Taehyung rahatsız olduğunu iyice belli ederek gülümsediğinde Jungkook rahatsızca bana bakıyordu. Sevgilisinin elini iyice kavramıştı.

Somurtarak anneme döndüm.

"Oldu mu?"

Annem özür dileyen bakışlarını onlara dikip gülümsedi.

"Jimin biraz asosyeldir. Kusura bakmayın."

Homurdanıp defterime uzandığımda annem benden önce davranıp aldı. Gözlerim kocaman oldu. Amacını kesinlikle biliyordum, beni onlarla birşey yapmaya zorlayacaktı.

"Anne onu bana verir misin?"

"Hayır."

Annemin yanına gidip sevimlilik yapmaya başladım. O deftere ihtiyacım vardı.

"Lütfen anne~"

Gerçekten rahatsız hissediyorum. Bakışları bendeydi ve ben defterimsiz rahat edemezdim.

"Çok tatlısın ama hayır."

Somurttuğumda yanağımı öptü. Ona trip atmak için koltuğa oturup kollarımı bağladım. Babam elinde havluyla içeri girdi. Taehyung'a başıyla selam verip somurtan bana baktı.

"Noldu?"

Somurtarak babama döndüm.

"Annem defterimi vermiyor."

Gözlerini kısarak anneme döndü.

"Çocuğa defterini ver Lee."

Babamı gerçekten seviyordum. Her zaman üstümde tüterdi. Sorunlarımı biliyordu, dans ve resim alanında en büyük destekçim o olmuştu.
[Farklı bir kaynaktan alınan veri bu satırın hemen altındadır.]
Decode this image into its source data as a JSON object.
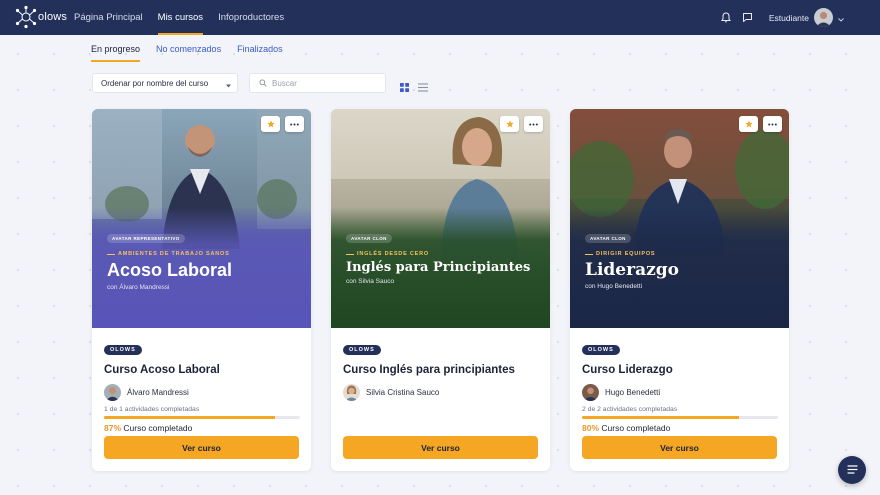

Annemle kurdukları ölümcül bakışmadan sonra annem oflayarak defterimi uzattı. Gülümseyerek defterimi kucakladım. Annemin cümlesine kadar da huzurluydum.

"Neden birlikte bir şeyler yapmıyorsunuz?"

Jungkook'un cevap vermesine izin vermeden hızla ayağa kalktım.

"Baekhyun ile buluşacağım."

Resim defterimi odama koyup rahat bir şeyler giydim. Baekhyun benim en yakın arkadaşımdı. Bebeklikten beri yakın arkadaştık. Evdekilere çıktığımı söyleyip kapıyı kapattım.

Şimdi gidene kadar Jungkook'un sevgilisinin bende yarattığı o garip şeyi düşünebilirdim.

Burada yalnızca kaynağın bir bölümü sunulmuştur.